Día 9

Víspera de Año Nuevo - 31 de diciembre

—Apetito por el riesgo —dijo Chuck, arrastrando las palabras—. Es el problema de nuestro país, la razón por la que estamos metidos en este lío.

—¿Por el riesgo?

—Sí —me respondió con la voz pastosa—, o, mejor dicho, nuestra falta de apetito por él.

Volvíamos a estar en el apartamento de Richard para celebrar la Nochevieja, con casi toda la gente que quedaba en el edificio, unas cuarenta personas. Después de la irrupción y el drama del día anterior, teníamos a dos personas de guardia en el vestíbulo en todo momento, armadas con un 38 y un móvil para enviar mensajes de alerta a todos los residentes del edificio a través de la red de Damon.

Un poco de luz había aparecido al final del túnel. Según las dos emisoras que aún transmitían, Radio Pública de Nueva York y Servicios Públicos de Nueva York, a la zona sur de Manhattan volvería la electricidad a lo largo del día siguiente. El Cuerpo de Ingenieros del Ejército había llegado y estaba invirtiendo todos los recursos de que disponía para resolver el problema, fuera cual fuese.

Helicópteros pesados de las Fuerzas Aéreas llevaban todo el día sobrevolando la ciudad, y el ruido y las vibraciones nos daban sensación de seguridad, de que los chicarrones por fin habían hecho acto de presencia.
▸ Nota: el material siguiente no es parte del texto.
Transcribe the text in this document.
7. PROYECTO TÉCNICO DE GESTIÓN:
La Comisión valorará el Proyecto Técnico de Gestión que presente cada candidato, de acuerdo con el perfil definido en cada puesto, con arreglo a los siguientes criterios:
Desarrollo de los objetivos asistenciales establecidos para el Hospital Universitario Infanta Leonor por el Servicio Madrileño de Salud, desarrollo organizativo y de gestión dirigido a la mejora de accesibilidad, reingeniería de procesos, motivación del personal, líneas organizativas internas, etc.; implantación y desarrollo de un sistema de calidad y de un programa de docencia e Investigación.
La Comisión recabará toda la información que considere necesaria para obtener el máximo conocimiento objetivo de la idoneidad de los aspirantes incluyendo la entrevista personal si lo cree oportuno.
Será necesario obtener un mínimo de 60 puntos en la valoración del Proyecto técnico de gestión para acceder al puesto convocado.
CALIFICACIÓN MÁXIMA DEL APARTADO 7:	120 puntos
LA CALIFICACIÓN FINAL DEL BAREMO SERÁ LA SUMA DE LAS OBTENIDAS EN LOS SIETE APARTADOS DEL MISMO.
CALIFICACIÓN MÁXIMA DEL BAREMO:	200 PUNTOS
Mientras los hombres subían nieve para obtener agua y salían a la calle para hacer trueques con los vecinos de los edificios próximos y obtener provisiones, las mujeres hacían lo que podían para limpiar, adornar y cocinar algo decente. Chuck había conectado el televisor y el equipo de sonido al generador en el apartamento de Richard y estaba poniendo vídeos y música del móvil de Damon. También había serpentinas colgadas del techo.

Habíamos invitado al grupo del segundo piso, un total de nueve personas, a que se unieran a la fiesta. En la incursión, el grupo de Paul también se había hecho con parte de sus provisiones. Estaban rindiendo homenaje a Irena y Aleksandr por haberle parado los pies tan heroicamente, un papel con el que la anciana pareja no se sentía demasiado cómoda, pero que aceptaba con sonrisas y asentimientos de cabeza.

La gente formaba corrillos, hablaba y algunos incluso bailaban. Si cerrabas los ojos, era casi como si todo fuera normal…, casi. Nadie se había duchado en cinco días.

—¿Apetito por el riesgo? —dijo Rory—. ¿Ayer decías que deberíamos tener más miedo y hoy dices que necesitamos arriesgarnos más?

—Trato de ponerme de acuerdo contigo —replicó Chuck.

—¿Sí? —exclamó un claramente perplejo Rory.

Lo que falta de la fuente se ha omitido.